The following week, Richard’s brother, a teacher was visiting with various friends and kids, under the Freefall umbrella. On their last night Richard baked little cakes, handing them out – I failed to spot – selectively, so I ate mine, went to bed. Failed to sleep, went back downstairs at 2am, feeling odd, to find a dozen others, all, like me, out of their skulls. Richard had spiked his cakes with acid, hadn’t he? Presumably, from his bro?

True, we boogied and played charades until after dawn, then slept for 24 hours but then said: look, Richard, don’t you ever fucking do that again.

There’s quotable stuff like this on almost every page! I love personal accounts of communal projects since there is always something to be learned. What did I get from this one? Well, more interesting for me than the account of failed free love is the money sharing, since whilst people are still winding themselves up in knots over polyamory as I type this, I don’t see very much discussion at all about pooling capital nowadays. Why don’t projects do this any more? What does that say about the way things are going that it doesn’t even seem like a serious option, even in hard left projects? I’m not talking about having a communal kitty here, but rather pooling all income (in whatever form) into one account to be shared by all.

The book was good on how people who turn up just on short visits can be rather smug and annoying — walking around saying how amazing the place is at the same time as messing up the compost system, or telling everyone how they should do things in meetings, or spending a long time explaining why they wanted to live there but in fact they simply couldn’t. That all seemed very familiar.

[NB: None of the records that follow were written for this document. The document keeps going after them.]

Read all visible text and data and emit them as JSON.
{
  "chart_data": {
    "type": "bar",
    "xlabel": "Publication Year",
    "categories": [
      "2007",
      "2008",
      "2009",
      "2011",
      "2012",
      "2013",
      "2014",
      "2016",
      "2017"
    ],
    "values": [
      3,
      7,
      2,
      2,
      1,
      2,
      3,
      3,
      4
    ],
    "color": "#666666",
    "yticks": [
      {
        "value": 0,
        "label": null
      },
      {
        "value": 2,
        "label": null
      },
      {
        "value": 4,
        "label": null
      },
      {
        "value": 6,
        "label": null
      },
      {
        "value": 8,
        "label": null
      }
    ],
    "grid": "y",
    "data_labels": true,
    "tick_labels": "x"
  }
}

Intentional communities in my experience never tend to be that intentional. Other great books on related themes would include On a spaceship with Beelzebub — By a grandson of Gurdjieff by David Kherdian about a cult, The Lime Green Mystery: An oral history of the Centerprise co-operative about the long-running project on Kingsland Road in Dalston and George F’s Total Shambles about squatting in London.

Otherwise, I simply enjoyed reading about the frustrations and joys of collective living. It’s always the same shit: endless meetings where nothing gets decided, frequent interpersonal fallouts, the inability of pretty much anyone to really hear where someone else is coming from.

So is this book a good advert for communal living? Probably not although it does sound like the kids had a lot of fun. And yet co-operatives continue to interest me a lot as a tactic against the prioritisation of selfish individual needs. I was at Laurieston a few years ago and it seemed to have eventually settled down into a successful if rather insular group where everyone very much had their own personal living space, yet they were experiencing a new form of existential crisis. For some (having pooled money way back when), there were no financial means to escape the project as they became elderly. Let’s remember that these revolutionaries from the 1970s are not getting any younger. They now need new blood to keep the fires burning!